Donc avant de virtualiser un système Linux sur mon mac j'aimerais s'avoir si avec un logiciel on pouvait l'éditer. Merci


----------



## tatouille (3 Janvier 2010)

un bin est une archive un peu comme un zip, editer quoi? je pense que c'est une image disk d'un GNU-Linux?, tu peux monter l'image si supporté

hdiutil mount my.bin

mais bon cette question n'a rien a faire ici wrong forum ici  Développement sur Mac par un service apres vente


----------



## lipef (3 Janvier 2010)

Ci cela est le cas, avec quoi puis je le lire ?
Ce fichier avec l'extension .bin permet de mettre a jour le WD TV HD (lecteur multimédia comme un peu apple tv).
J'aimerai voir comment est fait le programme de tel façon a le modifier.
Je sais qu'il est possible de le faire sous Linux, mais avant de virtualiser un système linux comme ibuntu, je voila savoir si un logiciel qui tourne sur mac existait. 
J'espère avoir été suffisamment clair. Merci


----------



## [Vezøul]Numerø41 (4 Janvier 2010)

En général sous MacOS l'extension "bin" correspond à une image disque ou une archive, elle est donc lisible soit avec un logiciel de gravure ou d'image disque tel que toast ou de compression/décompression comme Stuffit. Maintenant si cette extention représente un exécutable d'un autre système d'exploitation (sous Linux c'est parfois l'anarchie, tout le monde y va de son .x, .bin ou .exe et j'en passe) à part un éditeur hexadécimal je ne vois pas trop ce qui pourrait t'aider. Faudrait commencer par savoir quel soft à produit ce fichier si ce dernier n'est pas un exécutable.   

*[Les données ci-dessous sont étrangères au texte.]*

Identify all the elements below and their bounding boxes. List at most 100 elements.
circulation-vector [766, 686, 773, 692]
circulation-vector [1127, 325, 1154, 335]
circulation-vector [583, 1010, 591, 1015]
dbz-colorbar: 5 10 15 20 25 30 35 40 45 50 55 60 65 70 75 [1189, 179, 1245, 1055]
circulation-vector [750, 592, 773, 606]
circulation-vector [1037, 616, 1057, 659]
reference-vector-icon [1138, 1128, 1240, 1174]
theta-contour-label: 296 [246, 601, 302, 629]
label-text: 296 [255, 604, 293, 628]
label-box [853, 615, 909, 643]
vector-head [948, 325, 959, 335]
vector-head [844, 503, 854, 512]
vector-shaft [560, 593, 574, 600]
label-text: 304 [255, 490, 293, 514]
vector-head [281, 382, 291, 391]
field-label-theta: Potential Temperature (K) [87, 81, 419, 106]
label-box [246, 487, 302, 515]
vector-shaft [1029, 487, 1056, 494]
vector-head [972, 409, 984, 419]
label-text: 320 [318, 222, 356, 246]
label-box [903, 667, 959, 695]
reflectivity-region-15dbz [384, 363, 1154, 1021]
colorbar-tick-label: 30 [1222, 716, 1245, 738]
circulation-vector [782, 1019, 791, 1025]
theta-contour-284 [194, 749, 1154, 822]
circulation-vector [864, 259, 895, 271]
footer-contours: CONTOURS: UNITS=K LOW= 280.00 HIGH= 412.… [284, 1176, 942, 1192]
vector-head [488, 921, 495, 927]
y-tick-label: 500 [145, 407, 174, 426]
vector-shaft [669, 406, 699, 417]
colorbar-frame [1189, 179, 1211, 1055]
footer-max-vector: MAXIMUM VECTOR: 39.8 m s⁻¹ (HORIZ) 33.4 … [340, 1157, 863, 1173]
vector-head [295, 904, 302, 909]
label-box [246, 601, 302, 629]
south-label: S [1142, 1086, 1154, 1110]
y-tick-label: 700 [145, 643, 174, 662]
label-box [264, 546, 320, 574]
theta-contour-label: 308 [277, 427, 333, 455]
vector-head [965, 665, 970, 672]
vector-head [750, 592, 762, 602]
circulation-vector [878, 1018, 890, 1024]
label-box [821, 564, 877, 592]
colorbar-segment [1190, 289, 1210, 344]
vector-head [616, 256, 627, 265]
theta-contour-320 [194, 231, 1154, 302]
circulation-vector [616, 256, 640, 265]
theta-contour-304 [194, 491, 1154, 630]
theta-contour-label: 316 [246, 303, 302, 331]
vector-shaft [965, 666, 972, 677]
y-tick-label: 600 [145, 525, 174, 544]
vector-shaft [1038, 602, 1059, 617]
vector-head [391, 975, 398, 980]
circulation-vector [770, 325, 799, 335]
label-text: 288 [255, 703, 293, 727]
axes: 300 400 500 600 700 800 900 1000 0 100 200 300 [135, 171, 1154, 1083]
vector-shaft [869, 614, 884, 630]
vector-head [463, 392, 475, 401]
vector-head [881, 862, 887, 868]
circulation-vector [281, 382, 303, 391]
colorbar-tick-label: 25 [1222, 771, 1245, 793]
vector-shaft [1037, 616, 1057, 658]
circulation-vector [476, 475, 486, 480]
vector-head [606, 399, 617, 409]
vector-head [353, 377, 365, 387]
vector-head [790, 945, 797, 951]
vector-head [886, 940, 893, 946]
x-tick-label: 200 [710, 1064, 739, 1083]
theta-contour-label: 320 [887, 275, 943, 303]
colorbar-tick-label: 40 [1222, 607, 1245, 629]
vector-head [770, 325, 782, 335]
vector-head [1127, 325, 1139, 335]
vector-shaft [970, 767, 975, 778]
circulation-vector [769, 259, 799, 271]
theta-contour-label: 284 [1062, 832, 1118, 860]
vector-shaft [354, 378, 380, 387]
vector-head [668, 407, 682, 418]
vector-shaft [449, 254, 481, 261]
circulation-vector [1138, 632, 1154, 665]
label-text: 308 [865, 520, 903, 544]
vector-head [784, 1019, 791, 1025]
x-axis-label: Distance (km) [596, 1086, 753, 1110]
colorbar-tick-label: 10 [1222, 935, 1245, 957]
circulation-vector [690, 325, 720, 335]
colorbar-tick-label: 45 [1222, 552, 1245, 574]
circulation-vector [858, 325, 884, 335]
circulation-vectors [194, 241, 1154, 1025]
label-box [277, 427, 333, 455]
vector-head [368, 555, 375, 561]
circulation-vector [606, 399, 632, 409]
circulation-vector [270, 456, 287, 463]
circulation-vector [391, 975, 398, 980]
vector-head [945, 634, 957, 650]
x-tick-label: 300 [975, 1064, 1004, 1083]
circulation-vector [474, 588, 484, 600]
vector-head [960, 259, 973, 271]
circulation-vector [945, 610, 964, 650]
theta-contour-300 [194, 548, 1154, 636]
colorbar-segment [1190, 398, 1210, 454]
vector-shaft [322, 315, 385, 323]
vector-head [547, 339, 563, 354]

Par contre ce n'est pas vraiment du dev, sauf avec l'éditeur hexa qui peut s'apparenter à du debug à l'arrache


----------



## Al_Copett (16 Janvier 2010)

A mon humble avis et sans être certain !!
Ce fichier .bin pourrait tout simplement est l'image du contenu de la mémoire, type flash, qui contient le programme (firmeware) d'un système embarqué.
Cette mémoire peut-être partagée en 2 parties, une première accessible dans des conditions bien précises et qui contient un loader qui aurait pour tâche de charger et de programmer la deuxième avec le contenu du fichier .bin. Après un reset du système, c'est la deuxième partie qui est accessible par le processeur pour que celui-ci puisse exécuter le firmeware.
A mon avis, il faut connaître le type de processeur et avoir le désassembleur idoine.


----------